UxP perdió el poder de bloqueo en Diputados y en el Senado, lo que saca de escena la amenaza peronista. La caída de Lorena Villaverde parece una excepción, porque el PJ activó y logró “voltear” a la rionegrina, aunque había sectores de LLA que consintieron ese bloqueo. Ante la ola violeta aparecen otras distorsiones. La primera refiere a que los proyectos de LLA aún no pasaron por el Congreso. El Presupuesto tiene fecha para el 17 de diciembre y puede ser, quizá, lo único que se trate antes de fin de año.
Todo indica que Milei conseguirá apoyo, pero que dependerá de algún nivel de flexibilización. Son varias las provincias que admiten dificultades para pagar, en tiempo y forma, el aguinaldo. La caída de la recaudación nacional, más los ingresos propios, complican los números. El ajuste provincial puede derramar, incluso, sobre las cuentas de los municipios. ¿Saldrá la ley nacional, sin cambios, a pesar de que no incluya ninguna compensación a las provincias?
Las estructurales
Este miércoles, en CABA, un grupo de dirigentes de la CGT, entre ellos Andrés Rodríguez (UPCN) y Gerardo Martínez (UOCRA), se reunió con gobernadores de PU: Pullaro, Torres, Sadir y, remoto, el cordobés Llaryora. El encuentro, de aproximación, importa a priori con su sola existencia. Sin que haya definiciones, sí aparecieron lecturas sobre problemas en común. Los gremios piden apoyo para rechazar la ley de Reforma Laboral, pero los gobernadores se amparan en que todavía no conocen el texto.

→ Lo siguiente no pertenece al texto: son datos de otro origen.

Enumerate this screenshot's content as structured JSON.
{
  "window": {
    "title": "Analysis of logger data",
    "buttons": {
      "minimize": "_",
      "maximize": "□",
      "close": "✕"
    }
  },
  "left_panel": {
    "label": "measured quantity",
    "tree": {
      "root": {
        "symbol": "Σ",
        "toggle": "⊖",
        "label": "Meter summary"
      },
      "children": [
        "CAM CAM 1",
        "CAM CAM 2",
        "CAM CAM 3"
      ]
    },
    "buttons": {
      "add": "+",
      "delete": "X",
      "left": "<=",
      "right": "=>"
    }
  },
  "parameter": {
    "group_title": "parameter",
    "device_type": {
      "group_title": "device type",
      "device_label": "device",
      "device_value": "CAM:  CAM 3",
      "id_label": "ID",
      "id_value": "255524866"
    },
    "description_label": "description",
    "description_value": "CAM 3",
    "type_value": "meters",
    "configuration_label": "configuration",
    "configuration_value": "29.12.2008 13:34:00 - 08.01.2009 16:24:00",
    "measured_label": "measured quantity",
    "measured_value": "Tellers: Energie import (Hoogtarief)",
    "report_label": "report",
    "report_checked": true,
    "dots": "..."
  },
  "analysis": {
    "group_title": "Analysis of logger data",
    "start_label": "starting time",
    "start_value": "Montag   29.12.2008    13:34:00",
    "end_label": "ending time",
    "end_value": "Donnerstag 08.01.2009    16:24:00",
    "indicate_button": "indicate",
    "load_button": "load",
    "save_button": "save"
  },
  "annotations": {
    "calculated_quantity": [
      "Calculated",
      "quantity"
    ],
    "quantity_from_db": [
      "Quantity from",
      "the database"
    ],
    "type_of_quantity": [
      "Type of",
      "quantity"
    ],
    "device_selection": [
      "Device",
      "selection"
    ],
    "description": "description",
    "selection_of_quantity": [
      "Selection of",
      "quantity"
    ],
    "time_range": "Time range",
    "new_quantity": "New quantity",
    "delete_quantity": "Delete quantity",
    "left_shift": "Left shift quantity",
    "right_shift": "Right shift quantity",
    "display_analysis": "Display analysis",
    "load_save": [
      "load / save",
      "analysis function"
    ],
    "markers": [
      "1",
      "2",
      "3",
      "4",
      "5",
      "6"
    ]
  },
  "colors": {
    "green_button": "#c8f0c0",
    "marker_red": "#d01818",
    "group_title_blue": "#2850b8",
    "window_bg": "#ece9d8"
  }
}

Está más claro, en cambio, la mirada sobre el impacto que en la economía produce la apertura indiscriminada a los productos importados, con las consecuencias sobre las PyMES y las pérdidas de puestos de trabajo. Sobre ese punto aparece la segunda distorsión ligada al viento de cola político que tiene Milei y le permitió sumar diputados y apoyos: la economía real, que a diario ofrece novedades sobre cierre de empresas y problemas de empleo, no parece estar en el registro de los neolibertarios ni de los “colaboracionistas” que están dispuestos a darle los votos que le faltan.